The ecotheological question is, “In a time of climate change, are justice, peace and equality possible?” I believe that they are, but only if the whole world acts together, in unity, to stop, then reverse climate change. We already have the the technology and we know what we should do. All over the world people are installing renewable energy sources such as solar and wind power in place of fossil-fuelled power plants. This and many other measures need to be taken urgently, for the world is in a race against time. Christians need to be involved in all these activities as much as anyone else. But a Christian does so out of the conviction that this is God’s world, for which this good God has good plans. In this crisis there is hope. Though the crisis is huge, we remember that Jesus used the tiny offering of a small boy’s bread and fish to feed a huge crowd. So let us join hands with God and each other to address the climate crisis, trusting that even our small acts will be used by God in significant ways. Let us both pray and act. 
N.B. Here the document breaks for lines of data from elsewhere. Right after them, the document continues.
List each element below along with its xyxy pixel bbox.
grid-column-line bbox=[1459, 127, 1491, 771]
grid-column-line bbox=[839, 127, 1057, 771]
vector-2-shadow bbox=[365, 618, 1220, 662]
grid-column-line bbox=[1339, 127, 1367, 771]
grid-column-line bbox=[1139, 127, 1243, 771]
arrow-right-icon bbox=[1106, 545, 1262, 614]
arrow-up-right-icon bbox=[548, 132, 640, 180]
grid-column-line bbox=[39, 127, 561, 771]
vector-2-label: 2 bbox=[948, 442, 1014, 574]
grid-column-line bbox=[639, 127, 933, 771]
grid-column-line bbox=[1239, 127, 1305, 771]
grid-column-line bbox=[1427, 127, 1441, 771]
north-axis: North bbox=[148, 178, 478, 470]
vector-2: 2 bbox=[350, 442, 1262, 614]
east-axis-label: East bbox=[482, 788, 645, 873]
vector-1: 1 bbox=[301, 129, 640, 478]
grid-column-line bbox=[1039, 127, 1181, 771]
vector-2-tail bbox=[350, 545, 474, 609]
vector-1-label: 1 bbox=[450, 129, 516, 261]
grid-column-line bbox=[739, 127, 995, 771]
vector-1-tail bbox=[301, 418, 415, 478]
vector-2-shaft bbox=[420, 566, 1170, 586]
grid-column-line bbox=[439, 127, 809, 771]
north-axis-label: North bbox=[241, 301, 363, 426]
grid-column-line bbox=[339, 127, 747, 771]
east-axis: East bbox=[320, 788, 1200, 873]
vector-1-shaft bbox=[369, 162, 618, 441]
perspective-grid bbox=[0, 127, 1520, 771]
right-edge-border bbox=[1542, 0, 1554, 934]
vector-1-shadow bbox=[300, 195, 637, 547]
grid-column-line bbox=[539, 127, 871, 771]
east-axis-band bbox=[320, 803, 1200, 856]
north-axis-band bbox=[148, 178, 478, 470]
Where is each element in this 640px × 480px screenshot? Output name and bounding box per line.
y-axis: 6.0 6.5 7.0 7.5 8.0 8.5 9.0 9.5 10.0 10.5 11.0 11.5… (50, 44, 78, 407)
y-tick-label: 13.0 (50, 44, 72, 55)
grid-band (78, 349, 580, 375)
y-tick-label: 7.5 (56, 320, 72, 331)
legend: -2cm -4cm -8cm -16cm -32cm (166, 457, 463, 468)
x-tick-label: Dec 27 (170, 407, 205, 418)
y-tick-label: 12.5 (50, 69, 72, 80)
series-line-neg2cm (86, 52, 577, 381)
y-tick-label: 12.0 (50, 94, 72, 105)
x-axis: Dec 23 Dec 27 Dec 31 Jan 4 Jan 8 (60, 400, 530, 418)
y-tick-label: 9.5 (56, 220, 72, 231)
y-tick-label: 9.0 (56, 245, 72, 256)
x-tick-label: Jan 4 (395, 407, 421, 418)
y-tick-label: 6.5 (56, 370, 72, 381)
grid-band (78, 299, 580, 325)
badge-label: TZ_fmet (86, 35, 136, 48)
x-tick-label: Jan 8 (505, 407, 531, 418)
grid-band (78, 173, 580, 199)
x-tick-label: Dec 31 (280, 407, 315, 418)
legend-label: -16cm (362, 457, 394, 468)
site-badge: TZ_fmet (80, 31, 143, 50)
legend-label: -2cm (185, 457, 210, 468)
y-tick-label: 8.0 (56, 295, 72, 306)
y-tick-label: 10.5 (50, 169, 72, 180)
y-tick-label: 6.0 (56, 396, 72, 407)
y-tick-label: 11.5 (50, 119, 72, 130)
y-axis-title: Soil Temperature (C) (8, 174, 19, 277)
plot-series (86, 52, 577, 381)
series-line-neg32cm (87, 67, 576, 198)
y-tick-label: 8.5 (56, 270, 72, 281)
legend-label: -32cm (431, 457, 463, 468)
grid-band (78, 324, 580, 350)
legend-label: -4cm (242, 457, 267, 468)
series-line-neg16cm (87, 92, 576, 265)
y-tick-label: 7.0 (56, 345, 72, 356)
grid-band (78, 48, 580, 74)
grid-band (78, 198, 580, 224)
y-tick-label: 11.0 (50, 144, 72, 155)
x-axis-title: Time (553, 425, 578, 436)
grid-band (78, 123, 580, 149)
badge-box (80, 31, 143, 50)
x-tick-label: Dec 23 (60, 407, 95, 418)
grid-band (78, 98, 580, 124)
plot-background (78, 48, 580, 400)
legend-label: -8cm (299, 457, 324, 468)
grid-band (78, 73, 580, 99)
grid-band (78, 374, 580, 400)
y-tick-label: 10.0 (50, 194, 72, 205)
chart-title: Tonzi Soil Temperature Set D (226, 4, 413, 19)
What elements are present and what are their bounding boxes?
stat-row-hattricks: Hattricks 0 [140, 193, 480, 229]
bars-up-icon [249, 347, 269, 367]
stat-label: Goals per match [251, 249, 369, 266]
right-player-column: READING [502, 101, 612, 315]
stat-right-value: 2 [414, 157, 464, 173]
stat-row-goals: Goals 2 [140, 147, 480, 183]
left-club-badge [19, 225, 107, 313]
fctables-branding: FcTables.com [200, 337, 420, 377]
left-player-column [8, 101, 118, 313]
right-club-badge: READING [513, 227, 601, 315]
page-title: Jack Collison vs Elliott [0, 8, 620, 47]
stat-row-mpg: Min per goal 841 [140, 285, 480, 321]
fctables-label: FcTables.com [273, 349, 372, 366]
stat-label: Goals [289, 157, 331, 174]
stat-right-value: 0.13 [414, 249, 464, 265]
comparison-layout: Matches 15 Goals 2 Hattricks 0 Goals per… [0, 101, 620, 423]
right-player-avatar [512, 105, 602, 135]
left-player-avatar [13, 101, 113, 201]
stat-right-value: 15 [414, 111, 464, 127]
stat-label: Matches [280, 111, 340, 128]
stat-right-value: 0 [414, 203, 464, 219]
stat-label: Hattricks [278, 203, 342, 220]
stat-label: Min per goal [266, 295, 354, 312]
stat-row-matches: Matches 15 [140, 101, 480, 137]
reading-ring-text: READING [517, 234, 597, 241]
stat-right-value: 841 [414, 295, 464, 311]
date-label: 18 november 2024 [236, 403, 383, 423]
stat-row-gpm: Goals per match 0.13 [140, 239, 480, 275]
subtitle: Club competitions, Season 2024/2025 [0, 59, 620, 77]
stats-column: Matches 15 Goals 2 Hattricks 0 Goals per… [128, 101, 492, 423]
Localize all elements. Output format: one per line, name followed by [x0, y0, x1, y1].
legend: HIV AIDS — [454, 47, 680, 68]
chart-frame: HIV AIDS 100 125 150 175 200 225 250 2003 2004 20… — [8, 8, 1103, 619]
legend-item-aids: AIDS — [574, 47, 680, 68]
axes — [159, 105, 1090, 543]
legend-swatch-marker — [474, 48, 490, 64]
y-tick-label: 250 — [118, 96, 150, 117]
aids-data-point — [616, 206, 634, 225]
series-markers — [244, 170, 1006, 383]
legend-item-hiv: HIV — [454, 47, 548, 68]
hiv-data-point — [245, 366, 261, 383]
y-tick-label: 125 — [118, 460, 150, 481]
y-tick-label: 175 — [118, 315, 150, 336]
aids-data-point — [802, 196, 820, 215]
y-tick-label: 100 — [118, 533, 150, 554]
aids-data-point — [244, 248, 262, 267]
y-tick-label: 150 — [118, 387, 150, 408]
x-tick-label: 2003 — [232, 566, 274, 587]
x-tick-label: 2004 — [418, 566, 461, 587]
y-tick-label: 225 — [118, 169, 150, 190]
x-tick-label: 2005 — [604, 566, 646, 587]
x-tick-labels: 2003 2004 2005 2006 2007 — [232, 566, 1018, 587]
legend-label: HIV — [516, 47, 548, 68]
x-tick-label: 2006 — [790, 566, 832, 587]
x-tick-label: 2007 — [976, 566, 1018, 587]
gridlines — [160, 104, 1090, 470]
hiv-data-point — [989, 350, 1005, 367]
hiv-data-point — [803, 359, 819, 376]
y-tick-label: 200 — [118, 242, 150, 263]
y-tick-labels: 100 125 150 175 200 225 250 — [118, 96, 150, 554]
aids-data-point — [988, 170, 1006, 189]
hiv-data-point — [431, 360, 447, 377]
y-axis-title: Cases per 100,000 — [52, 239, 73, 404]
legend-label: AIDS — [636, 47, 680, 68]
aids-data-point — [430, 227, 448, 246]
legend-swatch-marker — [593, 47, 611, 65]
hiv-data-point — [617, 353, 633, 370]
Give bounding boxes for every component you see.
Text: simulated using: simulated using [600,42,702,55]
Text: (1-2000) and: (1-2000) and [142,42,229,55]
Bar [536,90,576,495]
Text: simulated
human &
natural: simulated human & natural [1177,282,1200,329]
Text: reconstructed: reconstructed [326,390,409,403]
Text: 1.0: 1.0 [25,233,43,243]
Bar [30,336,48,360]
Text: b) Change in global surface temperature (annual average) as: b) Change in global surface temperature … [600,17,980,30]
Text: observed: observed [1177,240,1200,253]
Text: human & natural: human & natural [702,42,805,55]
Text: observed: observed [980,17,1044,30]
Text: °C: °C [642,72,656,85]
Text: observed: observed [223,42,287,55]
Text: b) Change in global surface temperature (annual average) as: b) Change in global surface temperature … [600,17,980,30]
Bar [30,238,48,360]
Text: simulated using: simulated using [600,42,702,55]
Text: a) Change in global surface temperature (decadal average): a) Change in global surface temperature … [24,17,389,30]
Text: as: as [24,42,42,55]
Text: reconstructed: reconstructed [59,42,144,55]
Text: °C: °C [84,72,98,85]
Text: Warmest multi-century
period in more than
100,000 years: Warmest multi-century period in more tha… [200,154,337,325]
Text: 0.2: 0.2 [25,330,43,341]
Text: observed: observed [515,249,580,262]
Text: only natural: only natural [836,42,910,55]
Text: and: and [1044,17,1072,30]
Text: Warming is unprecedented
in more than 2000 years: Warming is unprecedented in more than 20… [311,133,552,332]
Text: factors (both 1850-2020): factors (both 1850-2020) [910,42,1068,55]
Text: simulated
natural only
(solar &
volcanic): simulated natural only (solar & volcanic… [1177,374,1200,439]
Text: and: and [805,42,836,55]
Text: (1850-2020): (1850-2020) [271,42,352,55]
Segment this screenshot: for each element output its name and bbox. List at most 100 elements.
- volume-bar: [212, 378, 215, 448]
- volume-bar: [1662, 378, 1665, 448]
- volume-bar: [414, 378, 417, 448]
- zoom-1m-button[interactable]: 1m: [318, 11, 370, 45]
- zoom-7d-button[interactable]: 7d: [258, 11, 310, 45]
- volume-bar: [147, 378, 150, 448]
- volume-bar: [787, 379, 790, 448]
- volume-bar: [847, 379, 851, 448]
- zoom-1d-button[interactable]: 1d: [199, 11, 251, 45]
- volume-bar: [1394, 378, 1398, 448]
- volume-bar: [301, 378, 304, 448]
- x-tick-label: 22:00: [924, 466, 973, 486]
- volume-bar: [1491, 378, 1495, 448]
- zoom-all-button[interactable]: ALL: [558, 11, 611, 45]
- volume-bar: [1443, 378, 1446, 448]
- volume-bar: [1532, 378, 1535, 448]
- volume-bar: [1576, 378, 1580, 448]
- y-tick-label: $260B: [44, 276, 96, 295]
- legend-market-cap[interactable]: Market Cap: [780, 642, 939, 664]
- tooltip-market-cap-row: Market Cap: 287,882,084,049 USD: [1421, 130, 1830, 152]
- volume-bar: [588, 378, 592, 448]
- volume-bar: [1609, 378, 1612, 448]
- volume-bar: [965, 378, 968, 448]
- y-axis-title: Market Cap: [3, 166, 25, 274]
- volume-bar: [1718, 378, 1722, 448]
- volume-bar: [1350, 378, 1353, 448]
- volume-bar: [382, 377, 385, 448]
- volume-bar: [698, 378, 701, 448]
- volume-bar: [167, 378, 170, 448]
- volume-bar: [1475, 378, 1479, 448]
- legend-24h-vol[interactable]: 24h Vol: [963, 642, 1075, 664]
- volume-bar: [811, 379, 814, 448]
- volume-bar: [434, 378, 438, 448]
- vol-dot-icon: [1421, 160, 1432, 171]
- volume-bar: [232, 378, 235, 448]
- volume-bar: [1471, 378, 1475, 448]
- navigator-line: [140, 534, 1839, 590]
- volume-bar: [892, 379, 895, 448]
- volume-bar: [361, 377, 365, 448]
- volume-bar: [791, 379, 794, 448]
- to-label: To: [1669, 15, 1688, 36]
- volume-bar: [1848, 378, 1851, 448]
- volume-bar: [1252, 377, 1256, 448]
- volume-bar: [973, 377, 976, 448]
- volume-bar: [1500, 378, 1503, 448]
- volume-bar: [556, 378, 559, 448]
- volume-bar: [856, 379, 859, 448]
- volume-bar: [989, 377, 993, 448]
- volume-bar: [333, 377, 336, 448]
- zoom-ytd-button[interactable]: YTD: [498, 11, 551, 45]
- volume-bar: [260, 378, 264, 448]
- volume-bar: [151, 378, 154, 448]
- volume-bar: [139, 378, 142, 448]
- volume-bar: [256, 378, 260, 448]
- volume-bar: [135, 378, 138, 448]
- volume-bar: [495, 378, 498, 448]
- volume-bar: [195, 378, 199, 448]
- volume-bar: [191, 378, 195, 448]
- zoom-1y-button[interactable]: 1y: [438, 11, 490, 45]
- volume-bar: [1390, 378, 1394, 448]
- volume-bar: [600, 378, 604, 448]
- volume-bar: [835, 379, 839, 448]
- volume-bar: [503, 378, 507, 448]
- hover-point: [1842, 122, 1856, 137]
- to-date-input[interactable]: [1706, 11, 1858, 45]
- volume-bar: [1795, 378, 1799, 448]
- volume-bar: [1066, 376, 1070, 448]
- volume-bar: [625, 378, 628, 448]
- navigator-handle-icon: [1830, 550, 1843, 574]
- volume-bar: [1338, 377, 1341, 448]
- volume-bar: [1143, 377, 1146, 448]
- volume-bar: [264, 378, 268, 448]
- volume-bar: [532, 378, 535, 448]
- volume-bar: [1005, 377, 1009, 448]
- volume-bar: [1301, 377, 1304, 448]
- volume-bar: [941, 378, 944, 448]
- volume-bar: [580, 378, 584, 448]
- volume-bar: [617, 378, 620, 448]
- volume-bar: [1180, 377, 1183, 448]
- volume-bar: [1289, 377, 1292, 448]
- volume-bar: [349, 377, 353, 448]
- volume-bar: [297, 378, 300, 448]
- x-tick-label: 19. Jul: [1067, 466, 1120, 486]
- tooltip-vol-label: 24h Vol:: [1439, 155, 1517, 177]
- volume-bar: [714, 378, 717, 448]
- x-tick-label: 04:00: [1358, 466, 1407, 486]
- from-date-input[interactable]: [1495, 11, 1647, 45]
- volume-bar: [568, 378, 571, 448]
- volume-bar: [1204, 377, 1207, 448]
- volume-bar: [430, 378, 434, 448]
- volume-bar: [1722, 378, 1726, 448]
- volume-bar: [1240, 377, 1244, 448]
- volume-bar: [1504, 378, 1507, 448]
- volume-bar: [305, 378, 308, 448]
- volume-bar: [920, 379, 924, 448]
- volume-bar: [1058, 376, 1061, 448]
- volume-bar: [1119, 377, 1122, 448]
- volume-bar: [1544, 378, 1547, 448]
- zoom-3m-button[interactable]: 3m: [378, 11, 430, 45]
I was impressed by how far the Church of South India has come in their environmental program. With ecotheological contact people in each of their 22 Dioceses, who relate to the Church’s Ecological Concerns Committee, a well-organised annual program and a number of publications, they have done a lot to bring ecotheology, and ecological concern and practice from the periphery to the centre of church life. Having met many of those responsible for this I hope that meetings between them and ecologically interested people in the Church of North India can inform and facilitate the latter’s ecotheological development.
This was indeed a special, blessed journey.